South Africa's rand extends data-driven gains, stocks flat

(Updates with closing prices and fresh quotes)

JOHANNESBURG, March 23 (Reuters) - South Africa's rand maintained a data-fuelled rally on Thursday sparked in the previous session by better-than-expected current account figures and a softer inflation print.

At 1340 GMT, the rand was 0.48 percent firmer at 12.51 per dollar, having closed at 12.5700 overnight in New York, in a run that has been broad-based.

"We're seeing strength against all its frontier market currency peers, not just the dollar," said IG South Africa senior market analyst Shaun Murison, who said if the rand remains below 13 to the dollar it could make a move to 12.30.

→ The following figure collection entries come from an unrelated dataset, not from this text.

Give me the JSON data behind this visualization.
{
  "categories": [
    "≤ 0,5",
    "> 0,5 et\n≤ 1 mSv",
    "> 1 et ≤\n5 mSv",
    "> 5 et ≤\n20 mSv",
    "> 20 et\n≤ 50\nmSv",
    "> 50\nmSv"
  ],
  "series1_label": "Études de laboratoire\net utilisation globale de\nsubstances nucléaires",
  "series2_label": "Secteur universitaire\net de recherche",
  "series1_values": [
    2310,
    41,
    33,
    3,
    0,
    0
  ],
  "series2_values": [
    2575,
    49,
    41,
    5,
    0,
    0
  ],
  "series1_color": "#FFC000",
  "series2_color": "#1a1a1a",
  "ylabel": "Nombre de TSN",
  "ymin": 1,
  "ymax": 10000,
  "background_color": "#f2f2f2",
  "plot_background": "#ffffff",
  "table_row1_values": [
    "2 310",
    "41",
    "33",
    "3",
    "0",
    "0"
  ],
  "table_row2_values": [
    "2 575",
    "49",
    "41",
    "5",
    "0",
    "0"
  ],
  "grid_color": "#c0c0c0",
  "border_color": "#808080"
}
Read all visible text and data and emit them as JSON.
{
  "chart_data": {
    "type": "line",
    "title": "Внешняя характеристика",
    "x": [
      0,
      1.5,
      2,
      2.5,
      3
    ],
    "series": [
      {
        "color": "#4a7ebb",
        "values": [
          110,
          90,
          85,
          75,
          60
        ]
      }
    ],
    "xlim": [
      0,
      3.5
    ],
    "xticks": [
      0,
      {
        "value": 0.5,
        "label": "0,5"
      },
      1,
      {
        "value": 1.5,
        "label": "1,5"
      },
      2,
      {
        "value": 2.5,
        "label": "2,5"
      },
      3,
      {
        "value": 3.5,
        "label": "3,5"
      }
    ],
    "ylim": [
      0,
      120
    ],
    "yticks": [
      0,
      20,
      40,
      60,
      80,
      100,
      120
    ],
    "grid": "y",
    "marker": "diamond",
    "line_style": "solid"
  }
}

On Wednesday, Q4 2016 current account data showed the financial deficit was at its smallest in nearly six years while February consumer inflation retreated.

The data opens room for a possible rate cut by the South African Reserve Bank at its policy meeting next week but most analysts do not see this until early next year as it remains cautious about currency moves, a Reuters poll forecast indicated on Thursday.

Stocks ended flat in line with the opening of U.S markets, which were little moved in early trade amid signs that President Donald Trump is struggling to get enough votes to pass a healthcare bill in Congress.

Decliners included South Africa's Life Healthcare, which closed 2.2 percent lower after announcing the price of its 9 billion rand ($720 million) rights issue at a larger than expected discount on Wednesday.

"This was the first time they disclosed the rights issue price ... (at) a discount of around 30 percent which is larger than the market expected," said 36One Asset Management analyst Shmuel Simpson.

On the bourse, the benchmark Top-40 index dipped 0.02 percent to 44,845.23 points while the All-Share index crept 0.13 percent lower to 52,027.98 points.

In fixed income, government bonds were little changed with the yield on 2026 benchmark up 1 basis point to 8.330 percent.